A toxic mix
I had some very low periods and dark thoughts during the first trimester of pregnancy. The myth of pregnancy as a calm, exciting and enjoyable time is still pervasive – but there were times when I felt unable to take pleasure in anything, distant from Al and scared I wouldn’t be able to feel anything for the baby either.
- Nausea and exhaustion were draining and left me more vulnerable.
- Pregnancy was constantly pushing all my eating and weight ‘triggers’ and making that much harder to manage.
- I couldn’t do almost anything I used to enjoy or that helped me manage my mental health – challenging myself with long runs, tiring myself out with speedy bike rides in the hills, skiing with friends, winning races, revelling in that gorgeous post-exercise feeling – even drinking tea and having a long steaming hot bath.
- Nowhere felt like home – my supercharged sense of smell means that the smell of the house made me sick. It’s exhausting to have nowhere comforting to retreat to.

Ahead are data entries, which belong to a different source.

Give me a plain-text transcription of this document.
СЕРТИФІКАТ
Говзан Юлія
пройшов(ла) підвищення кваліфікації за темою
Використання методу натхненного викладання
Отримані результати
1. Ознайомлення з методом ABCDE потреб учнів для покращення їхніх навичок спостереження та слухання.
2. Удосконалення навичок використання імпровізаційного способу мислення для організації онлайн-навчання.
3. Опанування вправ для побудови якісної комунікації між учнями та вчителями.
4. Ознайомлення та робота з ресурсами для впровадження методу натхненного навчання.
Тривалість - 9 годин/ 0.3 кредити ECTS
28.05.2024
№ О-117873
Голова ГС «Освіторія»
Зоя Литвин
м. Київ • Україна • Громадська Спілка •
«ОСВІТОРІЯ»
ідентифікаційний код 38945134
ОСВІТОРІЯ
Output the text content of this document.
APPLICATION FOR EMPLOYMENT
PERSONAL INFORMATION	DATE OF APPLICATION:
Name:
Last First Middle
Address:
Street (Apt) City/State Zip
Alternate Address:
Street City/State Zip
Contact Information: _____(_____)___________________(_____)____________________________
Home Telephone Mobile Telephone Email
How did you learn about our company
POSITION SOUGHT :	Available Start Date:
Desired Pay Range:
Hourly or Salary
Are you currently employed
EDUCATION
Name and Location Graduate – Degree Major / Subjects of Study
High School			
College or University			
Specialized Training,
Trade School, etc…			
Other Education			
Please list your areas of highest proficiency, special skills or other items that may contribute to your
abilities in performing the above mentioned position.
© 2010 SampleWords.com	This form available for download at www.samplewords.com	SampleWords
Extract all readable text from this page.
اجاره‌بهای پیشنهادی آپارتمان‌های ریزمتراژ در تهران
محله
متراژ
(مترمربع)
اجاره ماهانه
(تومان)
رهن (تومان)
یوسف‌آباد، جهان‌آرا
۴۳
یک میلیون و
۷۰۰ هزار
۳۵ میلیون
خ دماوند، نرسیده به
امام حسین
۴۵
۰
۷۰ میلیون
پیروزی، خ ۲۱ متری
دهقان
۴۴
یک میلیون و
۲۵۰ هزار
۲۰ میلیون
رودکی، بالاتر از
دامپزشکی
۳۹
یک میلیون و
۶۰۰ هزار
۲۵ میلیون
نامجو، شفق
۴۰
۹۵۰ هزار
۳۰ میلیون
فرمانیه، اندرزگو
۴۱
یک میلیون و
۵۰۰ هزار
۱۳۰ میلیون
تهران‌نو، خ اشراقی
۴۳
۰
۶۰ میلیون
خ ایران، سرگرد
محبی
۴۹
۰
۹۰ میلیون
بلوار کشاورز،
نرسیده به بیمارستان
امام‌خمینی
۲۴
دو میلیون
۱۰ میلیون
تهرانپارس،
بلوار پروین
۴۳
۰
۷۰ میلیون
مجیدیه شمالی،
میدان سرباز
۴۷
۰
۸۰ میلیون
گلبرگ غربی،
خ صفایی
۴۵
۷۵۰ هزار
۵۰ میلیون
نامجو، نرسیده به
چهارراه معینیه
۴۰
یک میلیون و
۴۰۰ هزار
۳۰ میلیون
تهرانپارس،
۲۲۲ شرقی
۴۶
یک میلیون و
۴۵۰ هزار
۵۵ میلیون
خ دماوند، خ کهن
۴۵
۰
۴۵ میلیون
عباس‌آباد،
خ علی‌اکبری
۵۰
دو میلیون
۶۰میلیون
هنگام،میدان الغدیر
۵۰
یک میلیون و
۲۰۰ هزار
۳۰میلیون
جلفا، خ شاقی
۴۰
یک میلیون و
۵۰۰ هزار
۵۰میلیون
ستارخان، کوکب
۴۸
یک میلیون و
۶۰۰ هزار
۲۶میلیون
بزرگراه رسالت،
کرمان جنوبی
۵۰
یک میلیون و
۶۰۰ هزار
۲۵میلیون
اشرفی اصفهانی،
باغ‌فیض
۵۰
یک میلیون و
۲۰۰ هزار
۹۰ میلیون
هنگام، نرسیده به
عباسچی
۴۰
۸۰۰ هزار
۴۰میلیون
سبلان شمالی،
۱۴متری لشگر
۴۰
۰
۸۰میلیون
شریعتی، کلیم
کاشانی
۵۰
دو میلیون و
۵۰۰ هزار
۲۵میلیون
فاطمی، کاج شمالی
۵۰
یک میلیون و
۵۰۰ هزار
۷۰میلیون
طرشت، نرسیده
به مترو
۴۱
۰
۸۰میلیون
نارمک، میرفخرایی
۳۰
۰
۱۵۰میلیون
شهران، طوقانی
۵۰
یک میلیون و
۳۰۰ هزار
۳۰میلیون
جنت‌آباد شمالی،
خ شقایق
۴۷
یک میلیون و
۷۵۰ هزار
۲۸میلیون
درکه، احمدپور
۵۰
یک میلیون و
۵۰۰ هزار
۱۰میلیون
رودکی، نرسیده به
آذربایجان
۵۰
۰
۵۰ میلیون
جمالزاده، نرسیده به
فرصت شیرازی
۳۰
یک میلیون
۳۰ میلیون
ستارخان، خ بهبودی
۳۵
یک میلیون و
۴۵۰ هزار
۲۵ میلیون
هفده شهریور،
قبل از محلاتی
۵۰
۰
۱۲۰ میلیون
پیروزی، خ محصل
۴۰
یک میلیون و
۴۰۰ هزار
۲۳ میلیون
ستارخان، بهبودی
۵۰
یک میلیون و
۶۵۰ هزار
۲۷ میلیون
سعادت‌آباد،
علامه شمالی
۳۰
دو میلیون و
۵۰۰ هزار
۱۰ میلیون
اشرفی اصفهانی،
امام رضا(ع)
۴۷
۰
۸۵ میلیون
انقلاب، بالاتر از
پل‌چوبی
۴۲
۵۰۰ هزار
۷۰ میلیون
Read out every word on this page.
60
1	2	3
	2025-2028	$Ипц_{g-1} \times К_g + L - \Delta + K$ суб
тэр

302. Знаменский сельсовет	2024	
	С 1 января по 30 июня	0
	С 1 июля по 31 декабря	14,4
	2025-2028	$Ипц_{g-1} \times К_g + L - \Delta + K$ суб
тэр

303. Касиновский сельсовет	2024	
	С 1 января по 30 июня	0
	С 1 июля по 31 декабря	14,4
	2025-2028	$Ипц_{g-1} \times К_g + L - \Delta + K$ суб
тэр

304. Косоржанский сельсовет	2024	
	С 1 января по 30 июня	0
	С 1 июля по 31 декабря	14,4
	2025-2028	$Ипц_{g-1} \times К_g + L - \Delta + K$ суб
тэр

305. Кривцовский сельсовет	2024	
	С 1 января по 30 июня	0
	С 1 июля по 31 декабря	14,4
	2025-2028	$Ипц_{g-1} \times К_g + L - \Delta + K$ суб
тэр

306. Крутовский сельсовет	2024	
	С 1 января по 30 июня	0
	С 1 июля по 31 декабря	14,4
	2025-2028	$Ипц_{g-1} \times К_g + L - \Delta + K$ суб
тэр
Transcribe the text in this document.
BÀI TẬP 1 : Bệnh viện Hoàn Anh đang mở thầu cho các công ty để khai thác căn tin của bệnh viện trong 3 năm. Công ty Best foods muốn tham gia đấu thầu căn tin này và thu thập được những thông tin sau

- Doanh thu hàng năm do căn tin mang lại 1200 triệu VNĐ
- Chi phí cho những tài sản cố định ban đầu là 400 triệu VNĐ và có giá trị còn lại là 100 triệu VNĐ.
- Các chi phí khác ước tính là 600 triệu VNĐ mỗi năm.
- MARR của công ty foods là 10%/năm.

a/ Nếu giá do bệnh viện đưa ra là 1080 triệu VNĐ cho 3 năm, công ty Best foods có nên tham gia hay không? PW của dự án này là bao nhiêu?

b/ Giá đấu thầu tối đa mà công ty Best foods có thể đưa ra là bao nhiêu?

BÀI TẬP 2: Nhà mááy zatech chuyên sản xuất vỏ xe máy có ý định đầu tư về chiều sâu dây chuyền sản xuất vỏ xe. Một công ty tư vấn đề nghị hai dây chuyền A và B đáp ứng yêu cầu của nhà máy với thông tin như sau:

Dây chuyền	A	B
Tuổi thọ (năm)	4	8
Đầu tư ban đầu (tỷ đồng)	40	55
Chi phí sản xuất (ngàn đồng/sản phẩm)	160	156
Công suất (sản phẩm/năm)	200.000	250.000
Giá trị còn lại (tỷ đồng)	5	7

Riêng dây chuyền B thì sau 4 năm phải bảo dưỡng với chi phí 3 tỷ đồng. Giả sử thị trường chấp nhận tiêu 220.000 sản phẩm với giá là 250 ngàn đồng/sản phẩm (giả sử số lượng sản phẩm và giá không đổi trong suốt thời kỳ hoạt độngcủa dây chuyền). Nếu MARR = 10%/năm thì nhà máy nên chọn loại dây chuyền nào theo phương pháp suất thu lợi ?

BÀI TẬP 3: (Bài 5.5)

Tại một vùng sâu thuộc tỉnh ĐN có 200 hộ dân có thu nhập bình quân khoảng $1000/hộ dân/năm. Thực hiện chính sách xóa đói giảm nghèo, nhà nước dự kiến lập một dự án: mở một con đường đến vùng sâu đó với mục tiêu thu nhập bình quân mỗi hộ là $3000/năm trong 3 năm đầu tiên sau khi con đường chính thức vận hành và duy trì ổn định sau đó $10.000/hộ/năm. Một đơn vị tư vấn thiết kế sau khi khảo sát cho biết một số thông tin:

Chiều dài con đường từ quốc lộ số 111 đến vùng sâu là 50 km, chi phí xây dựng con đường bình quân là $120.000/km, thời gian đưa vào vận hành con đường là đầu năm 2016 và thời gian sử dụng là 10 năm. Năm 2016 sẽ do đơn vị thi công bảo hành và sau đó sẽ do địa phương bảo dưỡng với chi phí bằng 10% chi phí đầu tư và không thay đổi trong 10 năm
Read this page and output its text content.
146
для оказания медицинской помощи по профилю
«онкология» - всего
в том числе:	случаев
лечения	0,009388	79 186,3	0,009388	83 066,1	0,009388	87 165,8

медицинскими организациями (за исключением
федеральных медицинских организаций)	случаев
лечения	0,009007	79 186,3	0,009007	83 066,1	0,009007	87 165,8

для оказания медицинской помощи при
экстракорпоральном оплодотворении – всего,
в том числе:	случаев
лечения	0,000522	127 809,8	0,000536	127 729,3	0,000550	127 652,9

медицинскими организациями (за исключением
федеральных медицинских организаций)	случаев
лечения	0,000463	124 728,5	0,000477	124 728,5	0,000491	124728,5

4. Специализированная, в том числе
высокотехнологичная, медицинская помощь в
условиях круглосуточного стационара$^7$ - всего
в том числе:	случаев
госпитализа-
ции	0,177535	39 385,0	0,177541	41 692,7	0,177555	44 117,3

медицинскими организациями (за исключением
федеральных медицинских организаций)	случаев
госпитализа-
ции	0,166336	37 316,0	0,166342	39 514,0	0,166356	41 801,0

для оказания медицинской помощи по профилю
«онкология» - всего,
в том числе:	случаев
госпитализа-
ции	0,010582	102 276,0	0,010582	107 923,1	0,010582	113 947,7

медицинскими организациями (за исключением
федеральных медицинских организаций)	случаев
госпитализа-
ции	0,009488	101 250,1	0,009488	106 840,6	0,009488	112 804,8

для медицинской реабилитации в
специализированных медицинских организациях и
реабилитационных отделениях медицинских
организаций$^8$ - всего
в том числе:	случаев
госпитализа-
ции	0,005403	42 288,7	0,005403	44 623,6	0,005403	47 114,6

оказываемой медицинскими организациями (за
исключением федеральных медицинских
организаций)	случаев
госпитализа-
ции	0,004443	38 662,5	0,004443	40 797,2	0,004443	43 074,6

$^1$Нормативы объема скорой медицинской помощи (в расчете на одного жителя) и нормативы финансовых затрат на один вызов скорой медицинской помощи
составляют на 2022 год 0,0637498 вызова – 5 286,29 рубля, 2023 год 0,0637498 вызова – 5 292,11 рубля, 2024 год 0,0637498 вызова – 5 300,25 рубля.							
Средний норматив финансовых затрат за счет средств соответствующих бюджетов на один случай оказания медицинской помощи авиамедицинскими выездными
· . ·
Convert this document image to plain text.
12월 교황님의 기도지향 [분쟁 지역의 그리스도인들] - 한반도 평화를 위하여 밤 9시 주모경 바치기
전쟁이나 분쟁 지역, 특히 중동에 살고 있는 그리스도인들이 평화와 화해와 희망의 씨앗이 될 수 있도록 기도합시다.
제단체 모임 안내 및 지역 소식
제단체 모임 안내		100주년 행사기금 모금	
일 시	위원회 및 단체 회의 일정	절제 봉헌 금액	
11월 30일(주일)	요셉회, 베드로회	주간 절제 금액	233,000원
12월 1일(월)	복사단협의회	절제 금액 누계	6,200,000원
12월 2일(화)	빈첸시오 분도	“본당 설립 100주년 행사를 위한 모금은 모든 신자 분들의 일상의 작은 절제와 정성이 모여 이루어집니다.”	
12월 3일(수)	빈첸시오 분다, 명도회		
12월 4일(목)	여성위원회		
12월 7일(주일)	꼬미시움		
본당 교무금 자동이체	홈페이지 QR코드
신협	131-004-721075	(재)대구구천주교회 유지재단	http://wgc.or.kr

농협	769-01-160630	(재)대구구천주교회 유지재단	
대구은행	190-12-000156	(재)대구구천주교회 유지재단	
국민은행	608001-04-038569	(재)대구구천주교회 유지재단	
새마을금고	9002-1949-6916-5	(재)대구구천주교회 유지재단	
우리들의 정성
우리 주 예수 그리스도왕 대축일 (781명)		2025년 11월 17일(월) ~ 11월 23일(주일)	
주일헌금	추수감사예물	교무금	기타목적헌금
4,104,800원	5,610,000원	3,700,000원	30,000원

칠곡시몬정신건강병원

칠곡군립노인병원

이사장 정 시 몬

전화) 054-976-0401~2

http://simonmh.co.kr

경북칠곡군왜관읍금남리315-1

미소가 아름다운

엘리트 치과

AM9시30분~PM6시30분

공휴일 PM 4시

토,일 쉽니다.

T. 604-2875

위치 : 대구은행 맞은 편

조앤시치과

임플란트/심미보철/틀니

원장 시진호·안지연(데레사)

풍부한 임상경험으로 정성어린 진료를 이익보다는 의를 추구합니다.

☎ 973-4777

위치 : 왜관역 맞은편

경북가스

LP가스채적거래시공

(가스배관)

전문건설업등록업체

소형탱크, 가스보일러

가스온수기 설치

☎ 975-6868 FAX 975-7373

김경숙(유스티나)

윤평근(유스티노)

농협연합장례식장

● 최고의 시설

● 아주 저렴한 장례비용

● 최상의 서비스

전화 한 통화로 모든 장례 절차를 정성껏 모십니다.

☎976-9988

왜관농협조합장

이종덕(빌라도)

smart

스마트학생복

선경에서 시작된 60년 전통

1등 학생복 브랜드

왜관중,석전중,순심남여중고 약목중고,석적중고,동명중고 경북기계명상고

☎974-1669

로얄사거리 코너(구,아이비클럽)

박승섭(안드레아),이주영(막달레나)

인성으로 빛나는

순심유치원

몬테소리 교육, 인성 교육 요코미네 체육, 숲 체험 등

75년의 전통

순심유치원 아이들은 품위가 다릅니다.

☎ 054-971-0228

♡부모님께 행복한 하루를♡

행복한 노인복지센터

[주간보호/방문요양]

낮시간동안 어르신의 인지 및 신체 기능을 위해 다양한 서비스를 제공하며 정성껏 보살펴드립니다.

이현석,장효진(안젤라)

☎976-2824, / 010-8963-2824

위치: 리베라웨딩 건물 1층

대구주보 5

All of these are manageable individually but they made a toxic mix when combined with existing mental health problems.
One big anxious thought
I have a diagnosis of clinical depression and anxiety – but it’s tended to be anxiety I’ve struggled with over the last couple of years. Anxiety get’s its claws into whatever is going on and warps it out of all proportion. In the first trimester, there is a LOT for it to hook onto. Al always tells me to try not to think ‘big thoughts’ when I’m anxious but for a lot of those first 14 weeks or so I just felt like one big anxious thought.
But I also felt that dark, flat, stifling darkness of depression again. It was actually pretty scary at times – mainly at night when things often feel the most overwhelming. I’m certainly glad I kept up the Sertraline.
Referrals and support
I’m feeling a lot better now. I have a referral to the obstetrician who specialises in mental health – but my appointment isn’t until June. In the meantime, I spoke to an amazing midwife who really seemed to understand and agreed that 27 weeks was very late for starting any additional perinatal mental health support. She referred me to see a psychologist a little earlier. I’m not sure how (or if) these appointments will help but I’m keeping an open mind and making sure I have as much support in place as possible in case things get harder again.